In fact, the Chinese state has opened the door to private and even foreign capital participation in "the media's entertainment function" such as the film industry with the intention of profit-making. However, this profit-making entertainment also needs to be filtered by the ideological orientation of the state. More importantly, "the production and distribution of news and informational content" and the "ownership of news media outlets" have remained "monopolized by the state". Furthermore, this monopoly also results in the fact that the state has appointed major media agencies' leadership.
Despite the state's overwhelming control, the Chinese media market has boomed for years since the economic reform of Deng Xiaoping, attributable to the power of marketization. For instance, in 2004, there were 6,580 daily newspapers published worldwide, and the number of daily newspapers published in China ranked first in the world, accounting for 14.5% of the global daily newspapers. However, the commercialization of the Chinese media industry has not surmounted the ideological control of the state. The media market has constituted "two distinct and yet institutionally intertwined press sectors or subsystems". The first press sector is market-based as the film above industry, while the second is "the party organ sector", which combines the duality of the political instrument and profit-making. This is because "most state media outlets no longer receive large government subsidies and have largely to depend on commercial advertising". Nevertheless, rather than causing tensions, the dual roles the party organ sector plays have adopted and contained the marketization within the current political control by the statist implementation of "licensing system and the sponsor unit system". Consequently, these two systems have guaranteed the predominance of the state over the commercialization and marketization.

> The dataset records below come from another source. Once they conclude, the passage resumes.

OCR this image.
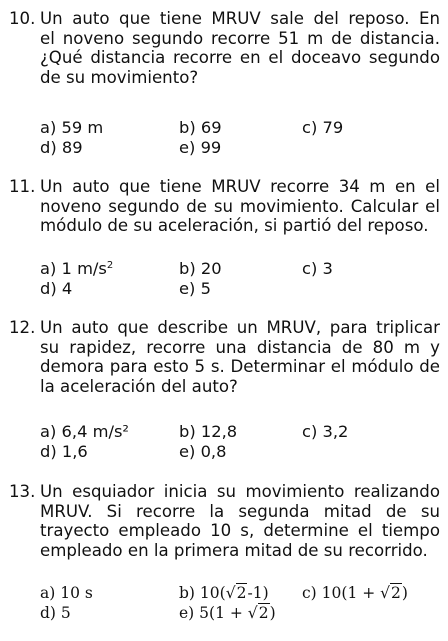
10. Un auto que tiene MRUV sale del reposo. En
el noveno segundo recorre 51 m de distancia.
¿Qué distancia recorre en el doceavo segundo
de su movimiento?
a) 59 m	b) 69	c) 79
d) 89	e) 99
11. Un auto que tiene MRUV recorre 34 m en el
noveno segundo de su movimiento. Calcular el
módulo de su aceleración, si partió del reposo.
a) 1 $m/s^2$	b) 20	c) 3
d) 4	e) 5
12. Un auto que describe un MRUV, para triplicar
su rapidez, recorre una distancia de 80 m y
demora para esto 5 s. Determinar el módulo de
la aceleración del auto?
a) 6,4 m/s²	b) 12,8	c) 3,2
d) 1,6	e) 0,8
13. Un esquiador inicia su movimiento realizando
MRUV. Si recorre la segunda mitad de su
trayecto empleado 10 s, determine el tiempo
empleado en la primera mitad de su recorrido.
a) 10 s	b) 10(√2-1) c) 10(1 + √2)
d) 5	e) 5(1 + √2)
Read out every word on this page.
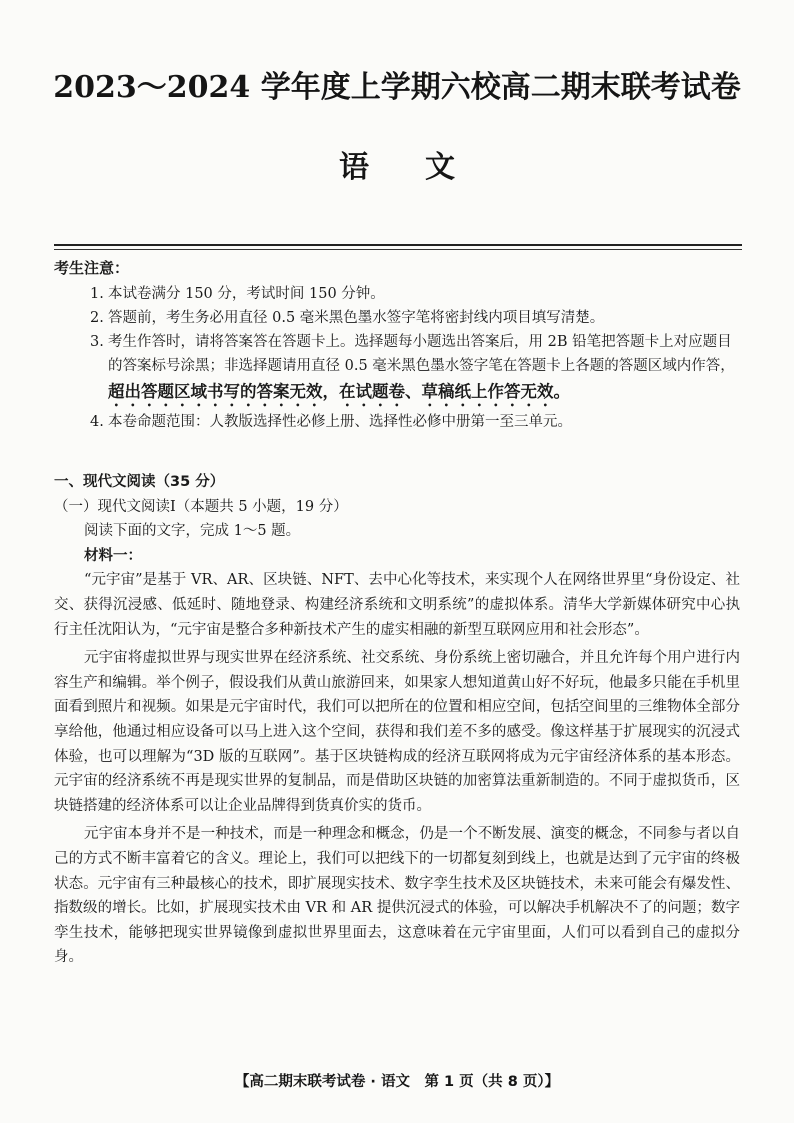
2023～2024 学年度上学期六校高二期末联考试卷
语文
考生注意：
1. 本试卷满分 150 分，考试时间 150 分钟。
2. 答题前，考生务必用直径 0.5 毫米黑色墨水签字笔将密封线内项目填写清楚。
3. 考生作答时，请将答案答在答题卡上。选择题每小题选出答案后，用 2B 铅笔把答题卡上对应题目的答案标号涂黑；非选择题请用直径 0.5 毫米黑色墨水签字笔在答题卡上各题的答题区域内作答，超出答题区域书写的答案无效，在试题卷、草稿纸上作答无效。
4. 本卷命题范围：人教版选择性必修上册、选择性必修中册第一至三单元。

一、现代文阅读（35 分）

（一）现代文阅读Ⅰ（本题共 5 小题，19 分）

阅读下面的文字，完成 1～5 题。

材料一：

“元宇宙”是基于 VR、AR、区块链、NFT、去中心化等技术，来实现个人在网络世界里“身份设定、社交、获得沉浸感、低延时、随地登录、构建经济系统和文明系统”的虚拟体系。清华大学新媒体研究中心执行主任沈阳认为，“元宇宙是整合多种新技术产生的虚实相融的新型互联网应用和社会形态”。

元宇宙将虚拟世界与现实世界在经济系统、社交系统、身份系统上密切融合，并且允许每个用户进行内容生产和编辑。举个例子，假设我们从黄山旅游回来，如果家人想知道黄山好不好玩，他最多只能在手机里面看到照片和视频。如果是元宇宙时代，我们可以把所在的位置和相应空间，包括空间里的三维物体全部分享给他，他通过相应设备可以马上进入这个空间，获得和我们差不多的感受。像这样基于扩展现实的沉浸式体验，也可以理解为“3D 版的互联网”。基于区块链构成的经济互联网将成为元宇宙经济体系的基本形态。元宇宙的经济系统不再是现实世界的复制品，而是借助区块链的加密算法重新制造的。不同于虚拟货币，区块链搭建的经济体系可以让企业品牌得到货真价实的货币。

元宇宙本身并不是一种技术，而是一种理念和概念，仍是一个不断发展、演变的概念，不同参与者以自己的方式不断丰富着它的含义。理论上，我们可以把线下的一切都复刻到线上，也就是达到了元宇宙的终极状态。元宇宙有三种最核心的技术，即扩展现实技术、数字孪生技术及区块链技术，未来可能会有爆发性、指数级的增长。比如，扩展现实技术由 VR 和 AR 提供沉浸式的体验，可以解决手机解决不了的问题；数字孪生技术，能够把现实世界镜像到虚拟世界里面去，这意味着在元宇宙里面，人们可以看到自己的虚拟分身。

【高二期末联考试卷 · 语文　第 1 页（共 8 页）】
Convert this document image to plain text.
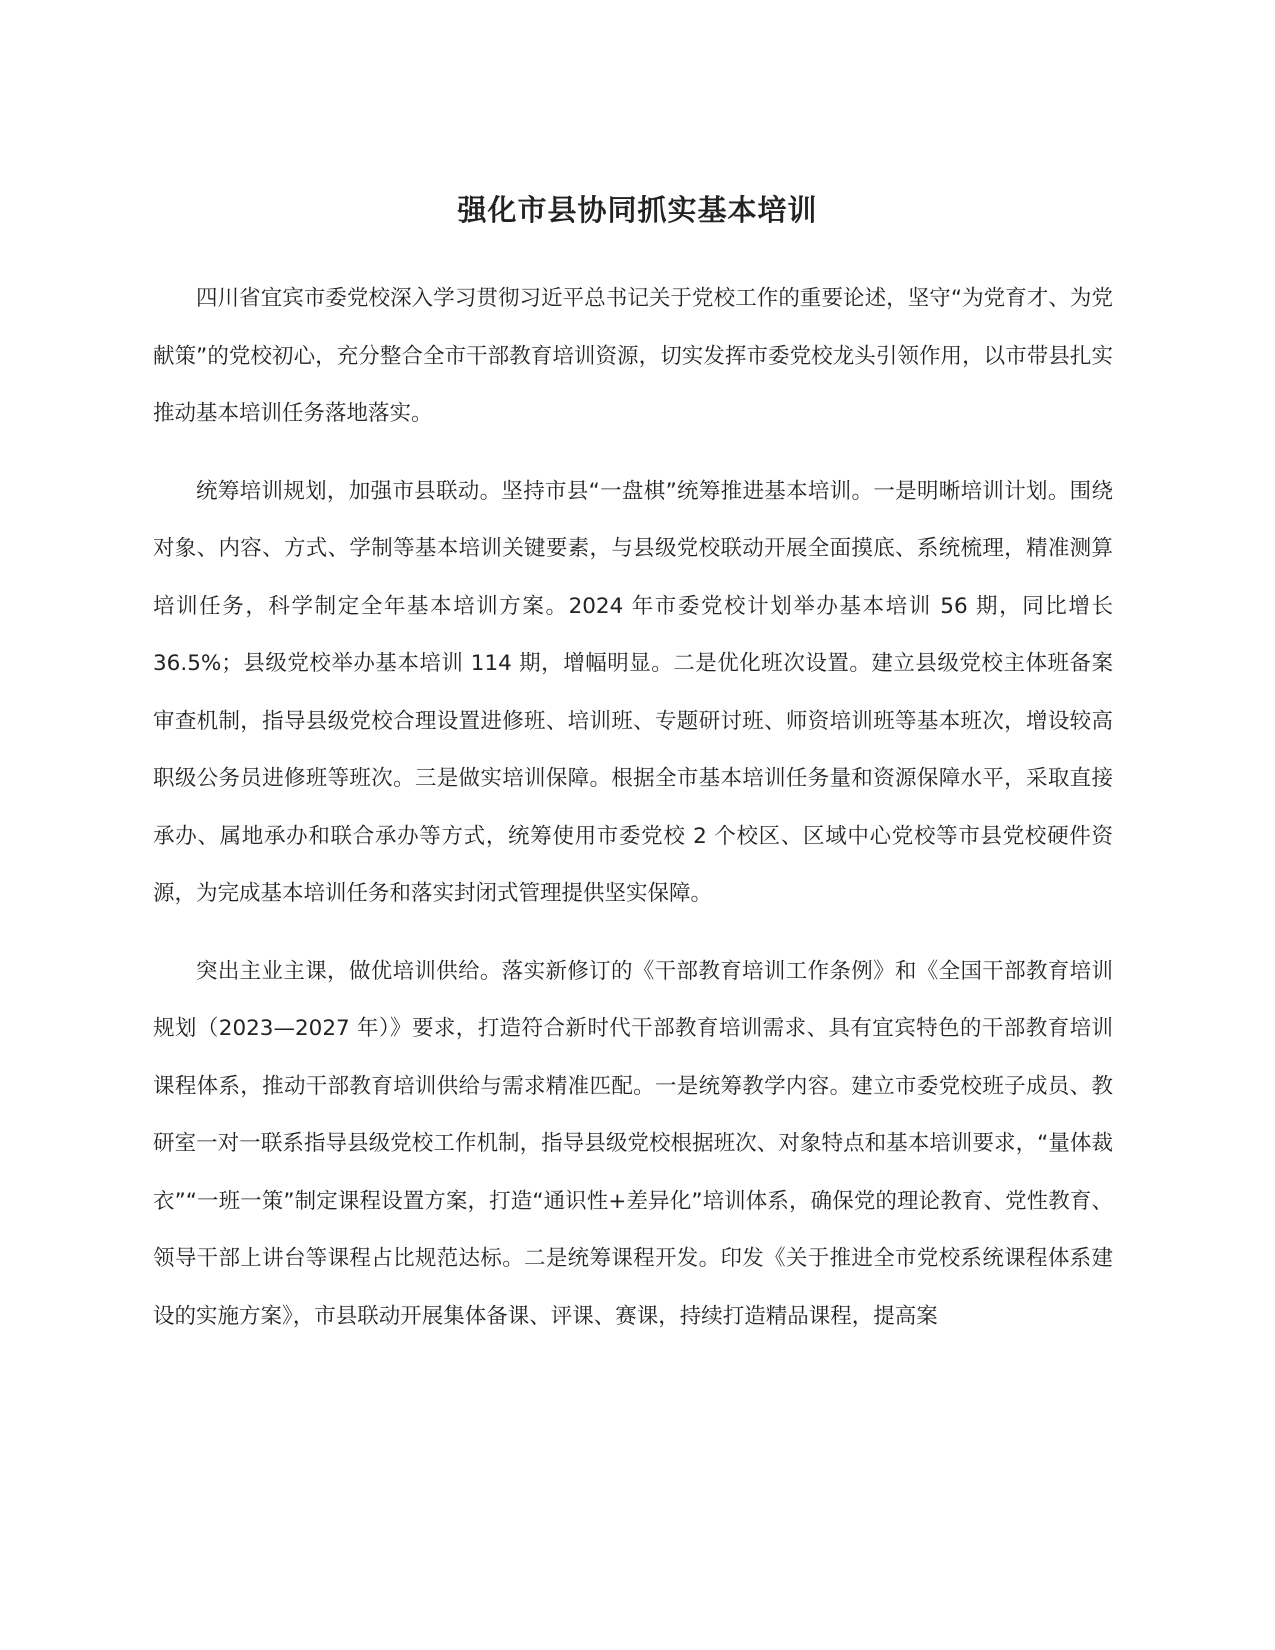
强化市县协同抓实基本培训

四川省宜宾市委党校深入学习贯彻习近平总书记关于党校工作的重要论述，坚守“为党育才、为党献策”的党校初心，充分整合全市干部教育培训资源，切实发挥市委党校龙头引领作用，以市带县扎实推动基本培训任务落地落实。

统筹培训规划，加强市县联动。坚持市县“一盘棋”统筹推进基本培训。一是明晰培训计划。围绕对象、内容、方式、学制等基本培训关键要素，与县级党校联动开展全面摸底、系统梳理，精准测算培训任务，科学制定全年基本培训方案。2024 年市委党校计划举办基本培训 56 期，同比增长 36.5%；县级党校举办基本培训 114 期，增幅明显。二是优化班次设置。建立县级党校主体班备案审查机制，指导县级党校合理设置进修班、培训班、专题研讨班、师资培训班等基本班次，增设较高职级公务员进修班等班次。三是做实培训保障。根据全市基本培训任务量和资源保障水平，采取直接承办、属地承办和联合承办等方式，统筹使用市委党校 2 个校区、区域中心党校等市县党校硬件资源，为完成基本培训任务和落实封闭式管理提供坚实保障。

突出主业主课，做优培训供给。落实新修订的《干部教育培训工作条例》和《全国干部教育培训规划（2023—2027 年）》要求，打造符合新时代干部教育培训需求、具有宜宾特色的干部教育培训课程体系，推动干部教育培训供给与需求精准匹配。一是统筹教学内容。建立市委党校班子成员、教研室一对一联系指导县级党校工作机制，指导县级党校根据班次、对象特点和基本培训要求，“量体裁衣”“一班一策”制定课程设置方案，打造“通识性+差异化”培训体系，确保党的理论教育、党性教育、领导干部上讲台等课程占比规范达标。二是统筹课程开发。印发《关于推进全市党校系统课程体系建设的实施方案》，市县联动开展集体备课、评课、赛课，持续打造精品课程，提高案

As for the political parallelism, the state-dominated Chinese media system has top-level political instrumentalization, indicating "all the features of a quintessential party-press parallelism". Almost all the media content should and, in practice, have revolved around the official ideology and slogan of the state. This is pertinent to another aspect of four dimensions, based on the theory and standard of Hallin and Mancini: the utterly low professionalization in Chinese journalism, where journalists have to successfully balance the "market forces and the party-press system" to obtain financial benefits and political security. Furthermore, Pan and Lu argue that Chinese journalists "do not fit their practices into the universal model of professionalism", but "utilize and appropriate diverse and often conflicting ideas of journalism through their improvised and situated practices", leading to the "truncated and fragmented in Chinese journalism". Also, unlike the Western conception of relative objectivity in journalism, Hackett and Zhao create a term "regime of objectivity" to describe how Chinese journalists portray information on the precondition of conforming to the state ideology.
Therefore, due to its restricted commercialization and dominated state, Chan summarizes the Chinese media industry's development as commercialization without independence. Drawing on the above, the Chinese media system can be described as a state-dominated model.